Rentable Virtual Infrastructure: Right For You?

A service provider supplies the equipment and manages the infrastructure and operating system, and you just pay monthly fees. Is rentable virtual infrastructure a smart fit for you? SaaS companies are among early customers.

By Carol Sliwa
Fri, June 13, 2008

CIO

What gets Matthew Porter, the CEO of Contegix, most excited about virtualization is the technology's ability to solve his customers' problems—most importantly, their needs for better hardware utilization and speedier server provisioning and application delivery.

"If it wasn't doing that, there's no reason why we would ever do it," says Porter, who is also the founder of the St. Louis-based managed hosting provider. "We're not using it because it's an industry buzz word or it's showing up in a magic quadrant."

Contegix provides the equipment and manages the infrastructure and operating system for its customers, who pay monthly fees for the services. The hardware is dedicated for single-customer use, so there's significant advantage for any customer who uses a server to its utmost capability. Because virtualization technology lets an administrator carve up a single processor to run multiple distinct copies of an operating system, the customer is able to use a greater percentage of the server's processing power.

But, the virtualization benefit that is becoming perhaps even more critical for Contegix is the opportunity to provision servers and deploy applications and upgrades far more quickly—a capability that is especially important for its partners and vendors that sell software as a service (SaaS).

Sydney, Australia-based Atlassian Pty Ltd., for instance, offers its integrated Jira Studio development tool suite as a hosted service that can be deployed within 24 hours, or considerably less. Customers buy the suite from Atlassian, then Contegix, its partner, gets them up and running. Once it has a virtual machine image of Jira Studio to use as a template, Contegix can roll out the tool suite to new customers with ease.

"With the physical host already there, we can take that application and deliver it, from start to finish, with all the components that it needs, in 10 to 15 minutes," says Porter.

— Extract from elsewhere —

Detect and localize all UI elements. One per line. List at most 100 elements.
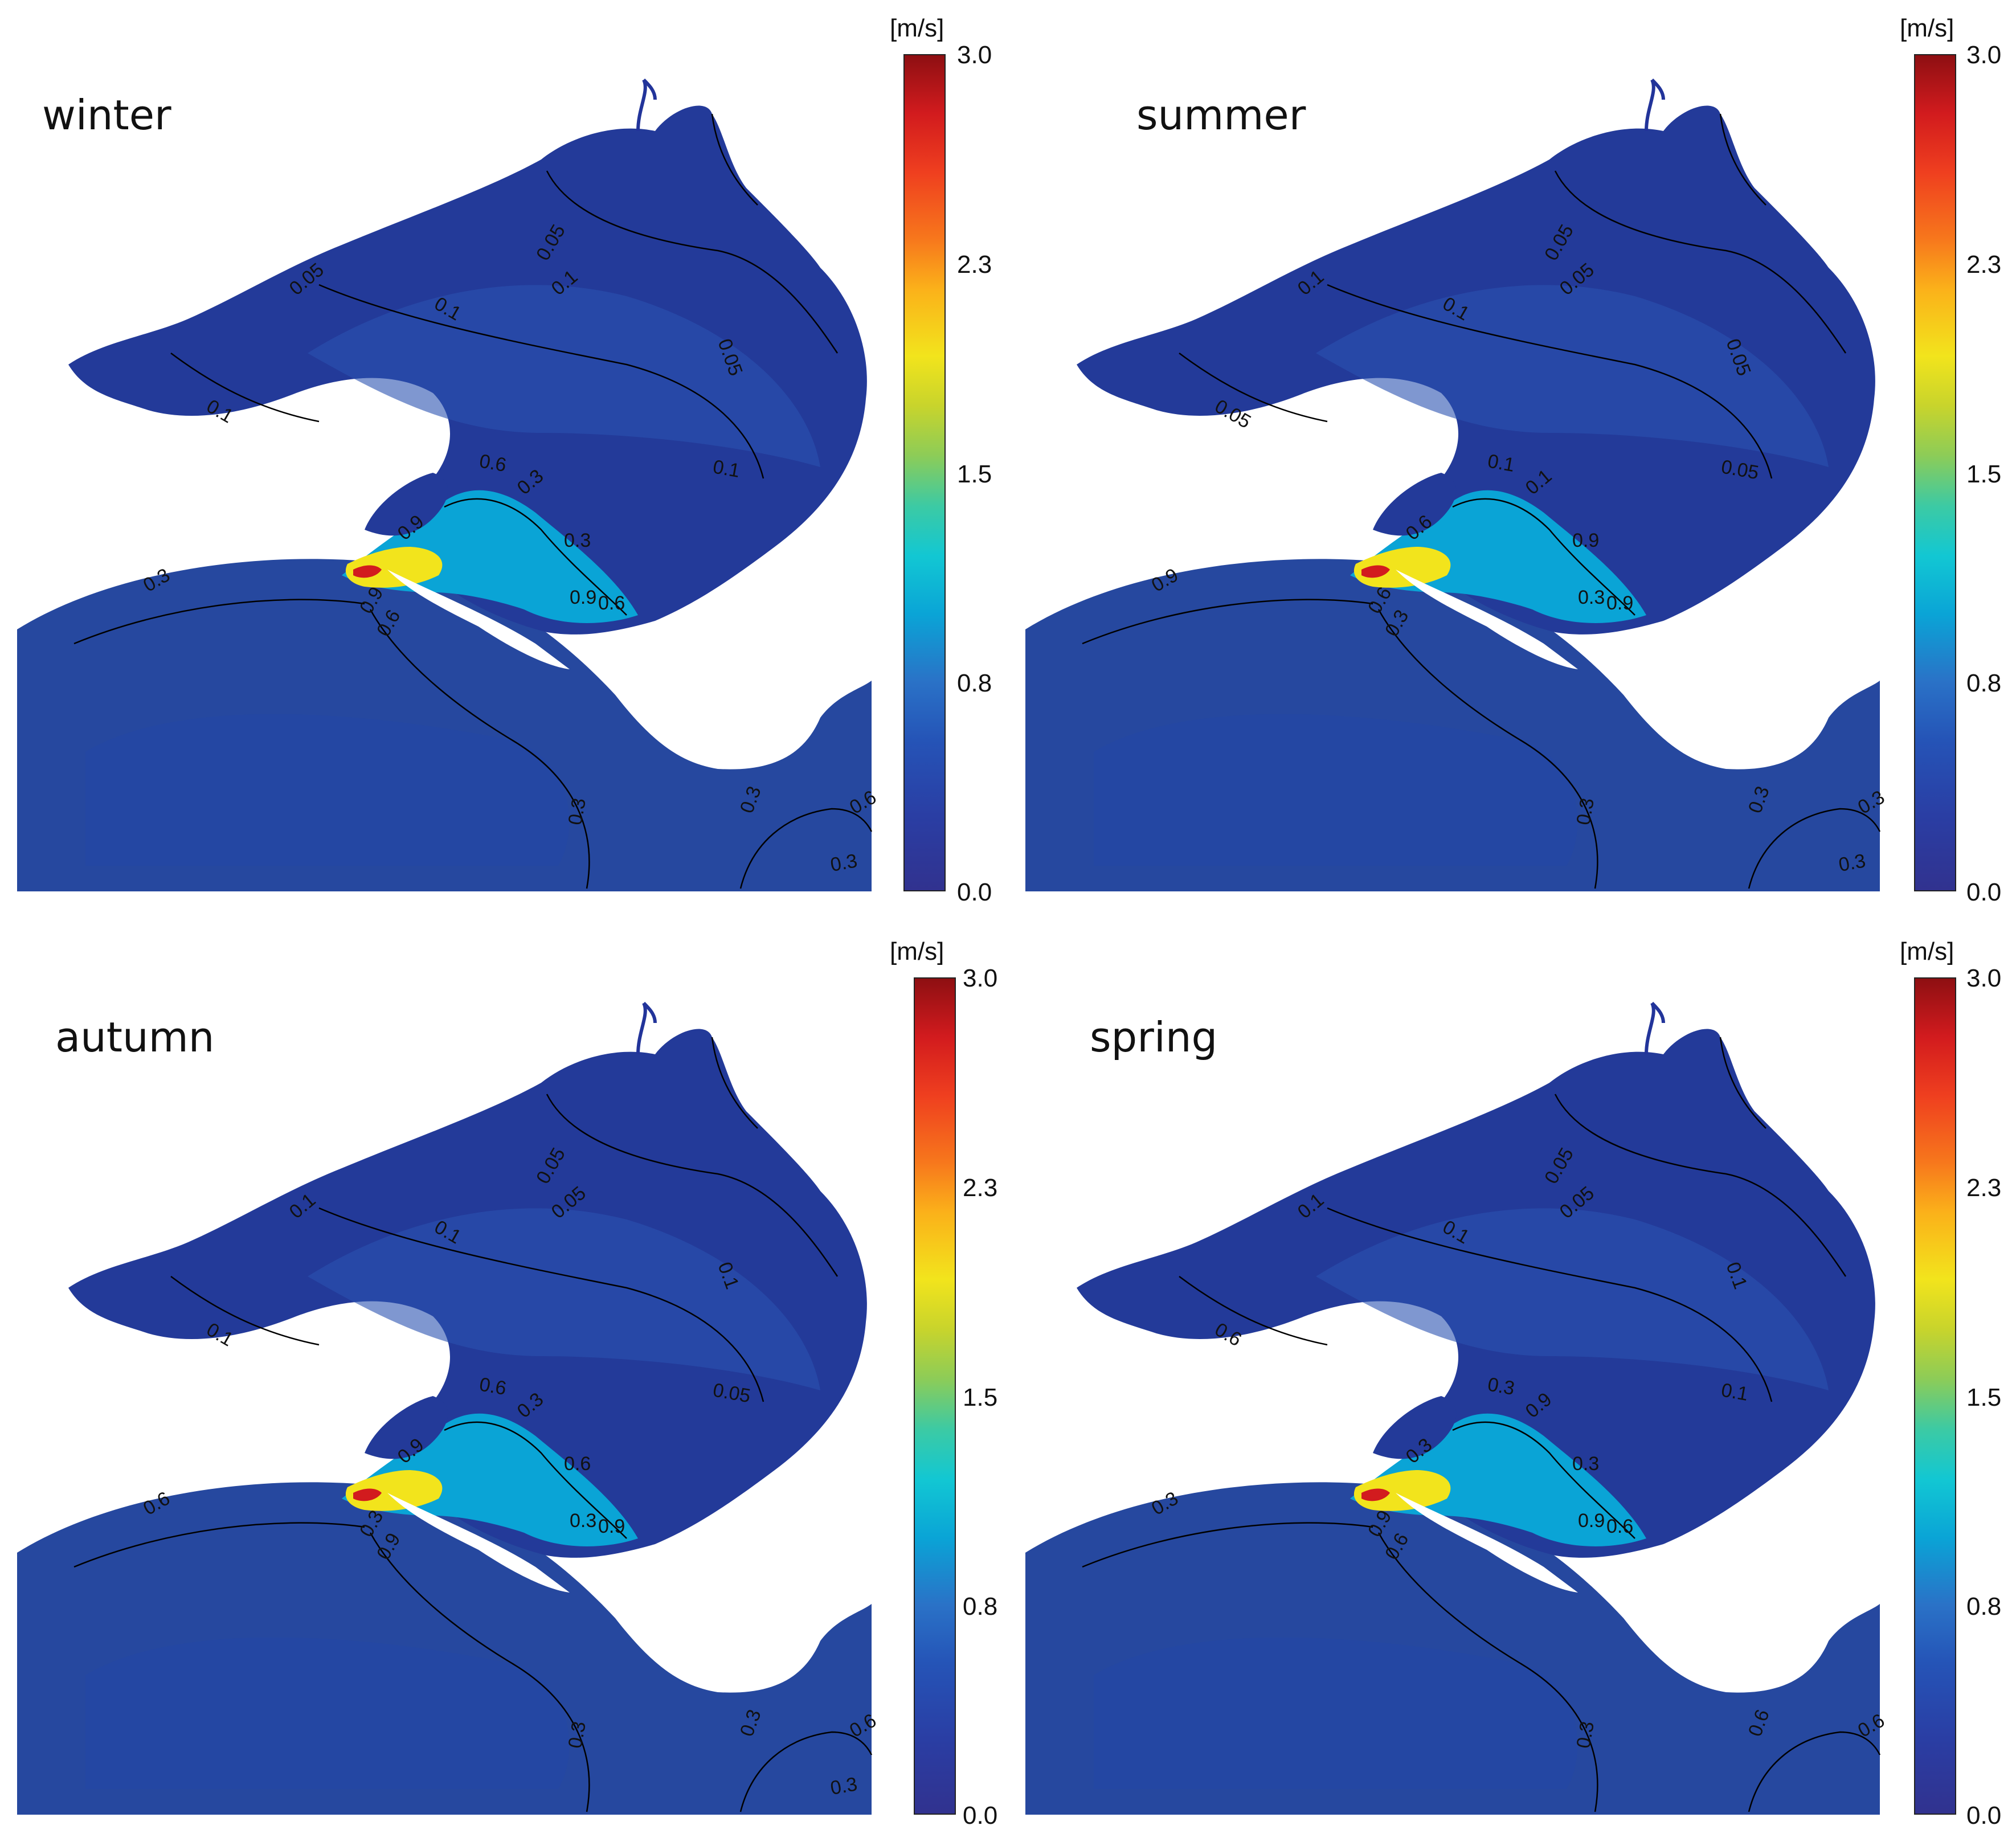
contour-line [546, 1094, 839, 1277]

Contegix dedicates hardware exclusively to Atlassian's Jira Studio users. Multiple customers may run the tool suite on the same box, but each has its own virtual machine image.

"As their needs grow, it's easy to move them to larger boxes. There's a much greater degree of flexibility than without virtual machines," says Michael Knighten, manager of hosted services at Atlassian. The flexibility extends to fail-over, he added, because the standardized virtual images can easily be replicated and switched.

Tom Bittman, an analyst at Gartner, says service providers used to promote superior practices and processes, but today, they're increasingly differentiating themselves based on quality of service and agility. Virtualization plays into that trend, because it can help users to deploy servers 30 times faster, on average, he added.